Fatal Attraction’ Effectively Tapped Into the Underlying Fears of the 1980s

Turning 35 this year and soon to be remade by Paramount+, Fatal Attraction was a genuine cultural sensation at the time of release. Its tale of a one-night stand gone bad touched a nerve with audiences and spawned phrases that entered the vernacular. A genuine snapshot of the attitudes of the late ‘80s, Fatal Attraction scratched at the deep-seated fears of the upwardly mobile folks of the time with its heated mix of erotic thriller and slasher movie.

In Fatal Attraction, lawyer Dan Gallagher (Michael Douglas) has a sexual liaison with editor Alex Forrest (Glenn Close) while his wife, Beth (Anne Archer), is out of town for the weekend. After a suicide attempt, Alex begins to stalk Dan and demands that their relationship continues.

From the outset, director Adrian Lyne sets up Dan and Beth’s life as a middle-class idyll. They live in Manhattan, drive a Volvo, and have great jobs – or Dan does, at least. Beth doesn’t appear to have a job outside the home, although a brief scene with her parents suggests that she’s from a more moneyed background than her husband. They have a young daughter and a Labrador. They’re on the verge of moving to the countryside and Dan is clearly an up-and-comer at work. What could possibly go wrong?Pressures and

Release
For all its surface sheen, the film hints that all is not well in paradise. Dan and Beth attend a swanky workplace party – an oh-so-80s book launch for an Art of War-style business manual with sushi on the menu. However, it’s shot as a claustrophobic scrum, full of over-dressed types pressing in on one another. Dan and Beth’s chances of intimacy are repeatedly thwarted by the demands of their kid and friends. The perfect house in the countryside is clearly a little too close to Beth’s parents and too far away from Manhattan for Dan’s liking. When he sees off Beth and his daughter for the weekend – awkwardly pushing the kid’s bike in a subtly emasculating image – there’s an expression of relief on his face as they drive away.

At first glance, Fatal Attraction is the story of an impulsive one-night stand (albeit one that lasts a weekend). In the early stages, the film portrays Dan as a hapless “nice guy,” not least when Alex rescues him in the rain when he can’t get his umbrella up (another sly piece of imagery). However, there are suggestions this isn’t his first fling. When Alex asks him whether he can be discreet, he answers that he can, without much hesitation. During their tryst, there’s no suggestion he feels guilt at cheating on his wife, only concern over Alex’s encroachment on his life. “You know the rules,” he tells her when she demands he stays longer. Just before his eventual confession, when Dan mentions that Alex was a woman at the book launch, Beth says knowingly, “the one with the blonde hair.” Perhaps Alex isn’t the first interloper in their relationship, only the most troublesome.

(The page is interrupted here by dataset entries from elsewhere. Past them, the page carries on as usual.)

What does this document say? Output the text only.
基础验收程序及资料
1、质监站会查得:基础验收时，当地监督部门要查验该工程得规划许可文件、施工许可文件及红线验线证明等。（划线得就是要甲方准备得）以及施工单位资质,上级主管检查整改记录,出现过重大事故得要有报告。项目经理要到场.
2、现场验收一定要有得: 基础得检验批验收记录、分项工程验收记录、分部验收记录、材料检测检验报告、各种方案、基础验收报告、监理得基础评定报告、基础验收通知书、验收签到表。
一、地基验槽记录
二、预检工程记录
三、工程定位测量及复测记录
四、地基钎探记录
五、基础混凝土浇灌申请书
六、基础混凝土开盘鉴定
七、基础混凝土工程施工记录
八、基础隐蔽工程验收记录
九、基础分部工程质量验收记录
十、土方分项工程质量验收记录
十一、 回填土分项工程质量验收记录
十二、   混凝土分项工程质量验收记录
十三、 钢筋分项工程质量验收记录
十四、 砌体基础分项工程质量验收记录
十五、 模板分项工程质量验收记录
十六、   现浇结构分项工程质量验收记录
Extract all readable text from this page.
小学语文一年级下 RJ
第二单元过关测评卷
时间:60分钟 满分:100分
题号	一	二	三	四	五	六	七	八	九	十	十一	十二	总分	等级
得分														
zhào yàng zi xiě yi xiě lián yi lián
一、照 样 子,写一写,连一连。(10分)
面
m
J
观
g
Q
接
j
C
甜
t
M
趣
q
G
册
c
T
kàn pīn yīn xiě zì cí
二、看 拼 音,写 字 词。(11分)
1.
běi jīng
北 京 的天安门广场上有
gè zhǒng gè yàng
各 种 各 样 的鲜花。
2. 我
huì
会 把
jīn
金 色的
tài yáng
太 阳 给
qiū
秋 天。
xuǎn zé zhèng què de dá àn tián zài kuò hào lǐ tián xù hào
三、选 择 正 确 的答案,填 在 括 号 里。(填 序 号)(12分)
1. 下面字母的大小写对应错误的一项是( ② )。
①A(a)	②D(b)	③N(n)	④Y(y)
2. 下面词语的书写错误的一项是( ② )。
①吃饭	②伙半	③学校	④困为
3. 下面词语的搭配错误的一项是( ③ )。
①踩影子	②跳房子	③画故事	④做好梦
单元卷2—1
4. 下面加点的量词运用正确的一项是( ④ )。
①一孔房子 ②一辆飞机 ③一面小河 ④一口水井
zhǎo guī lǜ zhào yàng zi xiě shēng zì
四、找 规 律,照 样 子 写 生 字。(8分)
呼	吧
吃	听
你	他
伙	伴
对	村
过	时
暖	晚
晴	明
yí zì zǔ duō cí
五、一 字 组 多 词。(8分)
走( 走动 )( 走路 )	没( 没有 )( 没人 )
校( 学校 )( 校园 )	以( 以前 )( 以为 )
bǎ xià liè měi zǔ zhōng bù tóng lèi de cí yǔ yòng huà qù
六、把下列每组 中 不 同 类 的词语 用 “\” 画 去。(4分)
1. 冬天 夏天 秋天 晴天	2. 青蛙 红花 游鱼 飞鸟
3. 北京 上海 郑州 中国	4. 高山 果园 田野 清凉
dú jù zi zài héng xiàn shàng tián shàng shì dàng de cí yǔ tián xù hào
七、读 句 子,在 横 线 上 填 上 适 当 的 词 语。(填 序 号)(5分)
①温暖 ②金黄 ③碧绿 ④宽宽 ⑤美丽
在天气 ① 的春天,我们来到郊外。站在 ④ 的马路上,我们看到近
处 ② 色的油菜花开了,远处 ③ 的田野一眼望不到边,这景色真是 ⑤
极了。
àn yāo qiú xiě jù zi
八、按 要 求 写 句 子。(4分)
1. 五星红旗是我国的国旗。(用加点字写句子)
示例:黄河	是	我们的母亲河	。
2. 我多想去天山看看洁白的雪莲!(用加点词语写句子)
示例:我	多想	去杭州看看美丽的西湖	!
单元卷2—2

These details are interesting because, in the popular imagination, Fatal Attraction is remembered as an erotic thriller and a tale of a single mistake that has terrible consequences. Director Lyne was known for the sweaty Flashdance and the softcore 9½ Weeks, although the sex scenes in Fatal Attraction are more comic than erotic. The first encounter starts off on the kitchen sink (complete with dishwater being splashed all around), before Dan waddles across Alex’s lounge with his pants around his ankles. A sex scene on the way to Alex’s trendy loft apartment is also played for laughs when she stops the lift, leaving Dan awkwardly exposed as a neighbor walks past. Perhaps these scenes of sex on the kitchen counter and in public spaces suggested a kind of illicit thrill at the time, although they seem more ridiculous than exciting.

Which leaves the cautionary element of Fatal Attraction. The name of the film itself entered popular usage to suggest a situation of uncontrollable lust or one where someone (usually a man) is maliciously pursued by a sexual partner. The demeaning term “bunny boiler” arose from the scene where Alex chops up the family rabbit and leaves it simmering in a pot for Beth to discover in the new house. The blame for all the chaos and the attack on the family unit is put squarely on her, a female outsider who clearly doesn’t fit into the comfortable middle-class plan. Alex drives the sexual encounters with Dan and listens to opera (‘80s cinema shorthand for someone with dangerous appetites). Despite its touted thrills, there’s something resolutely conservative in the film’s attitude to sex and extra-marital liaisons. A French offering, such as Bertrand Blier’s 1989 film Trop Belle Pour Toi, might present an affair as a complex, perhaps liberating event. In a typically American take, Fatal Attraction ends in murder.